04/11/2024
Last week was active with severe thunderstorms and seasonably high temperatures over the Southern Region. Record high minimum temperatures broke throughout Tennessee, south Texas, and some parts of Arkansas and Mississippi on April 2nd, which allowed the environment that day to produce significant rainfall - especially north of the Texas panhandle. High temperatures and severe thunderstorms returned over most of the Southern Region on Monday. As a result, Shreveport, LA, received a new daily rainfall record of 3.81 inches - 1.2 inches more than the previous record set in 1942. Both events contributed to drought improvements and amelioration in the Texas-Louisiana border and northwest Mississippi.

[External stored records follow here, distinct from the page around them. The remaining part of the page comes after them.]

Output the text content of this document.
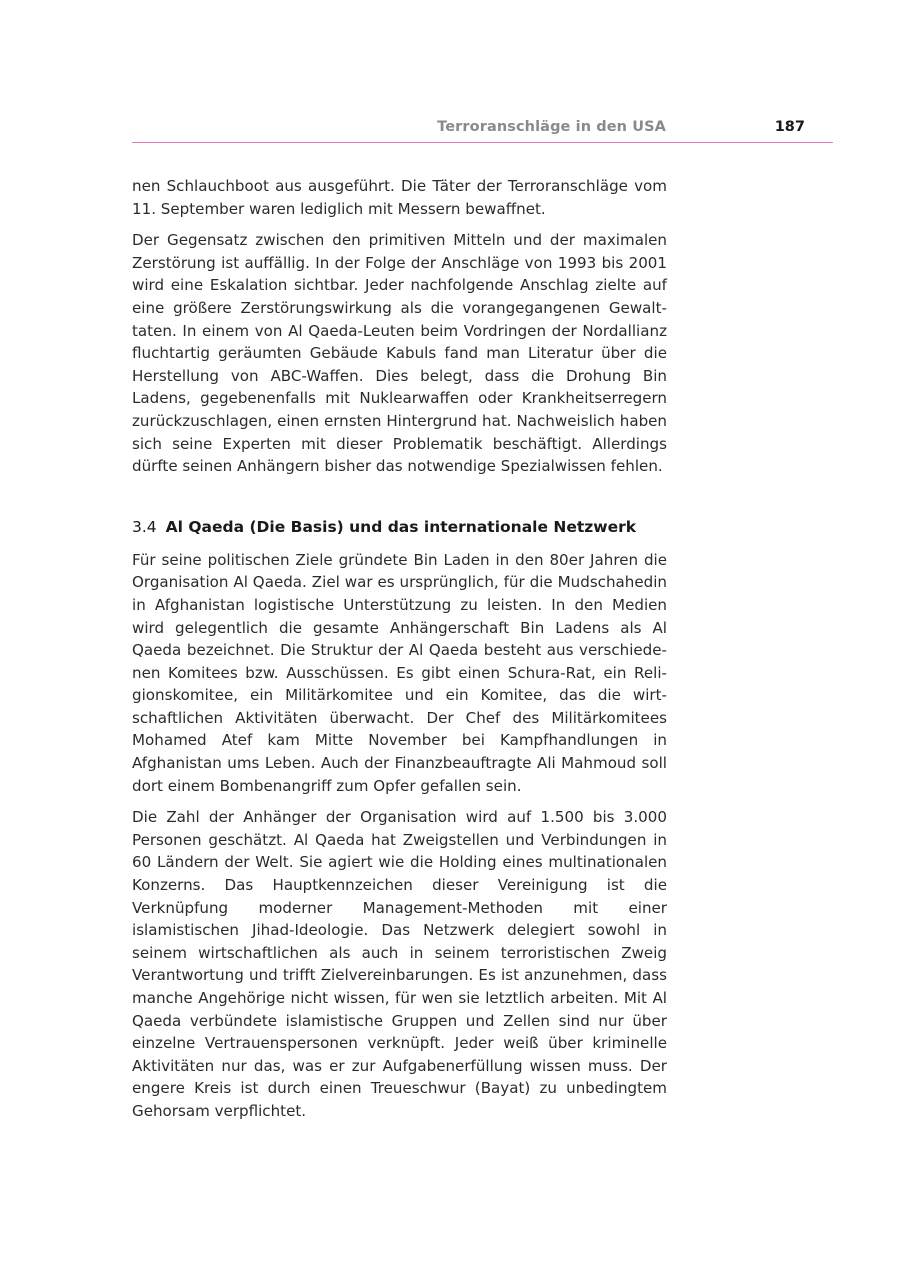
Terroranschläge in den USA	187

nen Schlauchboot aus ausgeführt. Die Täter der Terroranschläge vom 11. September waren lediglich mit Messern bewaffnet.

Der Gegensatz zwischen den primitiven Mitteln und der maximalen Zerstörung ist auffällig. In der Folge der Anschläge von 1993 bis 2001 wird eine Eskalation sichtbar. Jeder nachfolgende Anschlag zielte auf eine größere Zerstörungswirkung als die vorangegangenen Gewalttaten. In einem von Al Qaeda-Leuten beim Vordringen der Nordallianz fluchtartig geräumten Gebäude Kabuls fand man Literatur über die Herstellung von ABC-Waffen. Dies belegt, dass die Drohung Bin Ladens, gegebenenfalls mit Nuklearwaffen oder Krankheitserregern zurückzuschlagen, einen ernsten Hintergrund hat. Nachweislich haben sich seine Experten mit dieser Problematik beschäftigt. Allerdings dürfte seinen Anhängern bisher das notwendige Spezialwissen fehlen.

3.4 Al Qaeda (Die Basis) und das internationale Netzwerk

Für seine politischen Ziele gründete Bin Laden in den 80er Jahren die Organisation Al Qaeda. Ziel war es ursprünglich, für die Mudschahedin in Afghanistan logistische Unterstützung zu leisten. In den Medien wird gelegentlich die gesamte Anhängerschaft Bin Ladens als Al Qaeda bezeichnet. Die Struktur der Al Qaeda besteht aus verschiedenen Komitees bzw. Ausschüssen. Es gibt einen Schura-Rat, ein Religionskomitee, ein Militärkomitee und ein Komitee, das die wirtschaftlichen Aktivitäten überwacht. Der Chef des Militärkomitees Mohamed Atef kam Mitte November bei Kampfhandlungen in Afghanistan ums Leben. Auch der Finanzbeauftragte Ali Mahmoud soll dort einem Bombenangriff zum Opfer gefallen sein.

Die Zahl der Anhänger der Organisation wird auf 1.500 bis 3.000 Personen geschätzt. Al Qaeda hat Zweigstellen und Verbindungen in 60 Ländern der Welt. Sie agiert wie die Holding eines multinationalen Konzerns. Das Hauptkennzeichen dieser Vereinigung ist die Verknüpfung moderner Management-Methoden mit einer islamistischen Jihad-Ideologie. Das Netzwerk delegiert sowohl in seinem wirtschaftlichen als auch in seinem terroristischen Zweig Verantwortung und trifft Zielvereinbarungen. Es ist anzunehmen, dass manche Angehörige nicht wissen, für wen sie letztlich arbeiten. Mit Al Qaeda verbündete islamistische Gruppen und Zellen sind nur über einzelne Vertrauenspersonen verknüpft. Jeder weiß über kriminelle Aktivitäten nur das, was er zur Aufgabenerfüllung wissen muss. Der engere Kreis ist durch einen Treueschwur (Bayat) zu unbedingtem Gehorsam verpflichtet.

Despite concentrated rainfall, most northern portions of the Southern Regions received one-classification degradations in drought. As low pressure systems developed last week, it brought high winds that eroded topsoil moisture in already abnormally dry areas in Oklahoma, Arkansas, and Tennessee. The expansion of (D0) Abnormally Dry land area in south Texas, and the development of it in southern Mississippi, occurred due to lack of rainfall over the past month.
Looking to the future, the Climate Prediction Center’s Seasonal Drought Outlook is forecasting drought improvements for most of the Texas Hill Country by the end of June. The area is under (D3) Extreme Drought, currently the worst category experienced by the Southern Region.